What this development implicates that value I’m extracting from the data, the insights I glean, have nothing to do with the circumstance and context in which the data was collected. Think, for instance of the San Francisco parking system that is currently under construction. On the face of it, it is an elaborate sensor system which tries to identify empty parking spaces and communicate them to drivers looking for parking, while at the same time by using flexible parking rates maximise the income potential for the municipality. This sounds like a reasonable and innocent use of technology.

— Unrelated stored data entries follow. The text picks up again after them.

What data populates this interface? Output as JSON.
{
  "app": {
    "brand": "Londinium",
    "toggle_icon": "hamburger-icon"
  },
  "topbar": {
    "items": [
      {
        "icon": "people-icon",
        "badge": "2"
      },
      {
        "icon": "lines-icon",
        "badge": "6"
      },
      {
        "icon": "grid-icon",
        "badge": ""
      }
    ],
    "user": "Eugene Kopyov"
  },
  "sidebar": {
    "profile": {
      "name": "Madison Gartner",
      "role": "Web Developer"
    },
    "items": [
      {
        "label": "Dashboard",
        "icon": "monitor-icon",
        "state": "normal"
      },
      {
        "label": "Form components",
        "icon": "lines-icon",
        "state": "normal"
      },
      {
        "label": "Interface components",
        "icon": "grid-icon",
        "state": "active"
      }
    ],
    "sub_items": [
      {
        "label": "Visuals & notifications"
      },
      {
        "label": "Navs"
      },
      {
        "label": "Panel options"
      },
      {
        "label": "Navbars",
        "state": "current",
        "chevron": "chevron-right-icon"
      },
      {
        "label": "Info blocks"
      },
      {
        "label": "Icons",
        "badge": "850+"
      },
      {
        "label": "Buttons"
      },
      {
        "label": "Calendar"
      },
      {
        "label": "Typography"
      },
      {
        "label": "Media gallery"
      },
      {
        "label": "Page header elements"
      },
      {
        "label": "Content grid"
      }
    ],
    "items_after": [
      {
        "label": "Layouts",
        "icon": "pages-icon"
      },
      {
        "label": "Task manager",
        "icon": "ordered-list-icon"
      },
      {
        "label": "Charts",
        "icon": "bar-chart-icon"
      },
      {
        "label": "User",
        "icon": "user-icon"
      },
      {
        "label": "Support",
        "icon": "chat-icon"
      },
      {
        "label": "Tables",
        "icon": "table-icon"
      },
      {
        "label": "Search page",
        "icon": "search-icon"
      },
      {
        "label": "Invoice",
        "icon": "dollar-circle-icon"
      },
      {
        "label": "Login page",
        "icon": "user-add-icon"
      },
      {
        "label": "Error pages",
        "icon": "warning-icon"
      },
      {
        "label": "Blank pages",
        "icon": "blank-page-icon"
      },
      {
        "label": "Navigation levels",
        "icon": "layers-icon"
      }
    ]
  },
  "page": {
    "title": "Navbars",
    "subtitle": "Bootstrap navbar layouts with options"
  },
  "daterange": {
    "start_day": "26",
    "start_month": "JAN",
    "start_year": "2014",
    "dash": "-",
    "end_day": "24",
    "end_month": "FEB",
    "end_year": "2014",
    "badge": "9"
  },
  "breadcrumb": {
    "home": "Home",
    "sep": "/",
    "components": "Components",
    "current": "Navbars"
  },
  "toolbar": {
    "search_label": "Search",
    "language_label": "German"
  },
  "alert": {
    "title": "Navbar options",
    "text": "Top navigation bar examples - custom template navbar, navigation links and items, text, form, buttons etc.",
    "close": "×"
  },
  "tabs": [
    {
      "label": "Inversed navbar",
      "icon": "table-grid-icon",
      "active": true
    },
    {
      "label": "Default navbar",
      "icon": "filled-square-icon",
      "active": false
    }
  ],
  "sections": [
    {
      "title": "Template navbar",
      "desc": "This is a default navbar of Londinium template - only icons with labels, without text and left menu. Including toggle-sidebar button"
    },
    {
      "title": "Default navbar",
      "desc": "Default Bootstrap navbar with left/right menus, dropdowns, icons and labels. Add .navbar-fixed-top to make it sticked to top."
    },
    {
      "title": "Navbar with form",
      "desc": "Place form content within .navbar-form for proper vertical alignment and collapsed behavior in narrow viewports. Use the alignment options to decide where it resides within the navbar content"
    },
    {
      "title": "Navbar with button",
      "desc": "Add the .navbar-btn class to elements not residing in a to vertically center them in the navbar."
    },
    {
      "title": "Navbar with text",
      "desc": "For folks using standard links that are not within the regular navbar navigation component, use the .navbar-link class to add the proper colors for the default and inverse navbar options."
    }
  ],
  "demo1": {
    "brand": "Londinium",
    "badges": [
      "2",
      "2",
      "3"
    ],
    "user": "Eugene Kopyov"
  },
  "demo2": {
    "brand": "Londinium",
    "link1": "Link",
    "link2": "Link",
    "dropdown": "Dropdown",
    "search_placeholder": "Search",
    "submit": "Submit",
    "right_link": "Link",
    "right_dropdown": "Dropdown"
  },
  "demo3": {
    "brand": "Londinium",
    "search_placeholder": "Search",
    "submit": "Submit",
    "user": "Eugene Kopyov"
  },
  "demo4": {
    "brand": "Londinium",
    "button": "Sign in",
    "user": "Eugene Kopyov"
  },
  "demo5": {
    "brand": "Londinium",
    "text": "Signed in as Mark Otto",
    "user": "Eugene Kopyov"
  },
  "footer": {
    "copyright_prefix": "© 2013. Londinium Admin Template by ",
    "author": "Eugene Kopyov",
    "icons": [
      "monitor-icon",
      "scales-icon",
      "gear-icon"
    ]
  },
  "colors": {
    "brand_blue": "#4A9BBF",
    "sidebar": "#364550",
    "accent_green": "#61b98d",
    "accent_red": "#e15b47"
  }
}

But then you realise that you have profiles of movement for many of the participants in the system.
And if you look at a recent story in the UK, where it has been proposed that drivers that have not paid the road taxes be identified at gas stations by the omnipresent CCTV and be denied filling their vehicles, you get how easily this data can be bent in its use.
It is indeed not the data itself which we are concerned with. It is the recontextualisation of this data that worries us. It’s not check-ins on foursquare which are objectionable, it’s the repurposing this data for use in potentially crime-inviting packaging, be it in the form of “Girls Around Me,” or the previous “Please Rob Me.”
It is this recontextualization of data which gets privacy advocates up in arms, and which is not easily constricted. There’s no technical system which allows us to say: you can use this data for these purposes, but not for those, just as there is no easy fix in hindering me in copying a sound file.
We can’t control where the data goes that we share, or that we don’t even know exists about us. We should work towards rules that at least let us know what’s being done with it.